The MTA’s subway information system (the “On the Go Travel Station”) tests the negative limit of what might be described as interactive. I hadn’t actually tried to use one before doing this observation, but in the interest of science, I walked up to one and touched its enormous and rather lovely screen.
The available options are very few, especially when compared with how the machine looks – new and nicely built, with good graphics, you expect it to be able to tell you anything you might want to know about the subway system, say perhaps the contents of the MTA’s website (full train schedules, bus info, upcoming planned service interruptions, etc.), retooled for the kiosk interface. But no. The kiosks (at Union Square, at least) give you precisely three possibilities – a map that gives you train information for the quickest way to your destination (either another subway station or one of a preset menu of points of interest):
a list of current service interruptions affecting the lines running through this particular station (but as far as I could tell, only lines running through this station):
and a guide to elevators and escalators in the station. Additionally, there’s a pretty good local street map that opens if you click on the “i” icon over Union Square on the map that figures out quick train routes, but nothing that tells you that that will happen, and nothing that points you towards it if you’re looking for it.

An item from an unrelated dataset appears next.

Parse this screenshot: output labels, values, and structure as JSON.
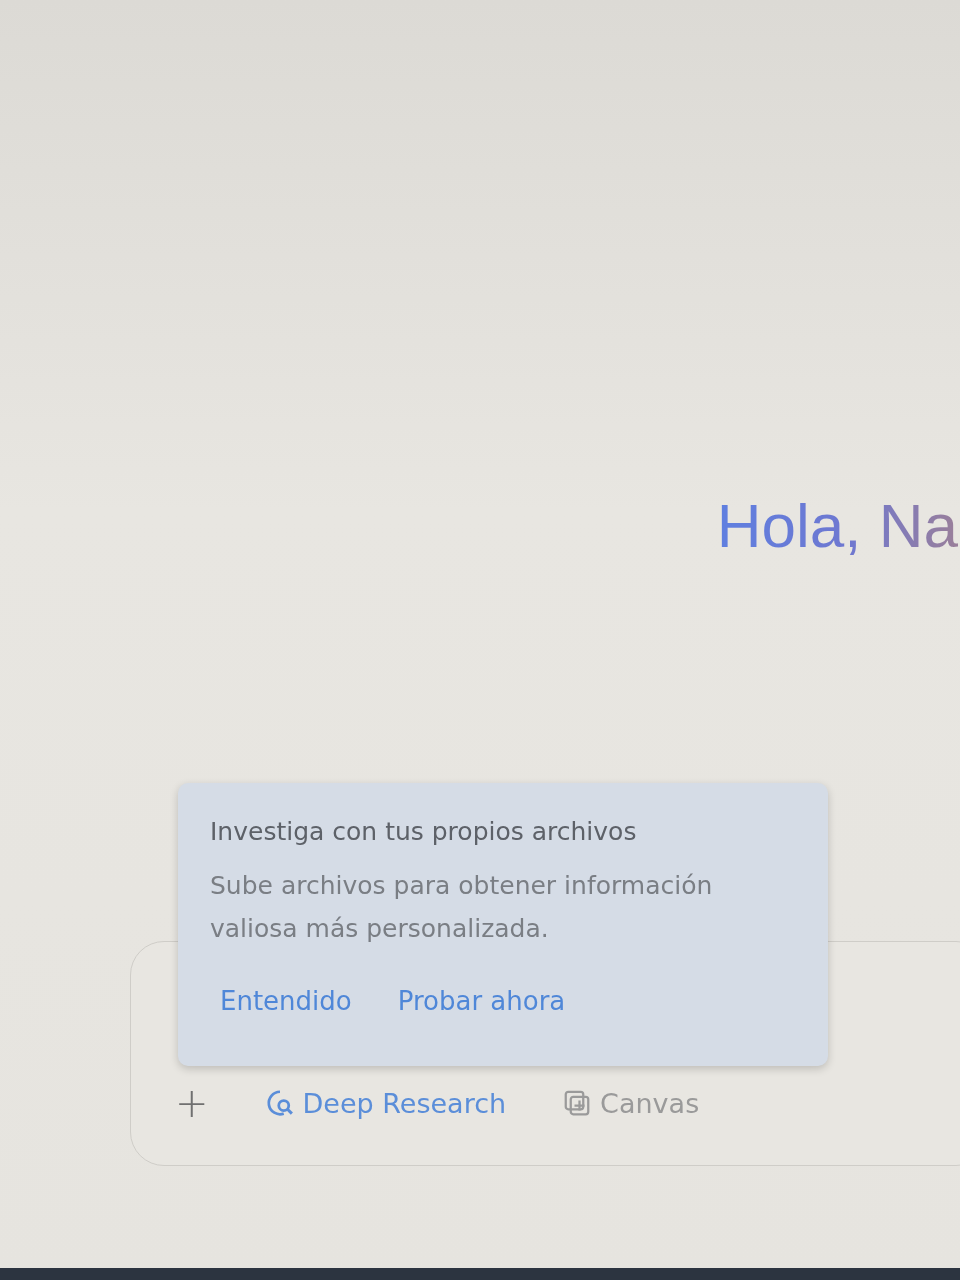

That’s very limited functionality for what these machines must have cost, and it showed on the faces of most of the people I saw using one. They would walk up, start pressing buttons, stand there certain they must be missing something, and then walk away.
When the machine is resting normally (i.e. nobody is using it) it displays advertising, and a helpful fourth function, a list of arrival times for the trains in the station. I believe it takes schedule data (the header of the list says “scheduled arrival times”) rather than real-time information, but that makes sense since only a relatively few lines have that capability so far.

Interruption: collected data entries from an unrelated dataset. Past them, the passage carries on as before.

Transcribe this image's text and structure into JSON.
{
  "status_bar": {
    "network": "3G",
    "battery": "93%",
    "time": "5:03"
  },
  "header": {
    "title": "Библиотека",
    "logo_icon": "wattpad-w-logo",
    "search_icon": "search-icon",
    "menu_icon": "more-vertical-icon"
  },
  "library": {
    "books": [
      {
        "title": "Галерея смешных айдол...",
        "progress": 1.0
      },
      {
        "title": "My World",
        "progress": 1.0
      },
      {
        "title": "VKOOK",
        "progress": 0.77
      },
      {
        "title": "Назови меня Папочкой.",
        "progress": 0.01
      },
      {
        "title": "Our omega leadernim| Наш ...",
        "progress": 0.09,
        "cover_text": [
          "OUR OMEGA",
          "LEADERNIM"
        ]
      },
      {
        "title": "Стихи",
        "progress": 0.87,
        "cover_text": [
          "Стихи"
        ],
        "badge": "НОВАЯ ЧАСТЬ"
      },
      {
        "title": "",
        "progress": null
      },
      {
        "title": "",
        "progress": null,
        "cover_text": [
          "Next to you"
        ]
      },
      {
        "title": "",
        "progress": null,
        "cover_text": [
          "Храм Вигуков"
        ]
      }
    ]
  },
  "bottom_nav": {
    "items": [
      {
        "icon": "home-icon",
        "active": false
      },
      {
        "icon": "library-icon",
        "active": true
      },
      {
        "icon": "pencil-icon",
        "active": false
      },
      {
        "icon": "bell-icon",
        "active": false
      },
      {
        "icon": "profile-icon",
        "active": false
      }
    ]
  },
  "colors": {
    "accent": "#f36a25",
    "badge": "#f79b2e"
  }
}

Unfortunately there’s no way to actually call that screen up if you want to see it. Normally not a problem as it displays on rotation with the ads, but when there’s a service interruption, it replaces the resting screen with a solid service advisory screen:
with the consequence that now there’s no way to see the scheduled trains for the station. And the four functions become three once again…
But it was very interesting to watch actual humans try to interact with the machine. I noticed that a few people pulled up information they wanted and then pulled out their phones to take pictures. Mostly, though, it was just people scrolling through again and again, looking for something that wasn’t there.
I’m not sure if this limitation is just the first phase and they have plans and capabilities to add more features as the program rolls out, but the kiosks have been up for nearly two years now. It’s mystifying that they give less information than the platform bulletin boards do, but they are pretty to look at.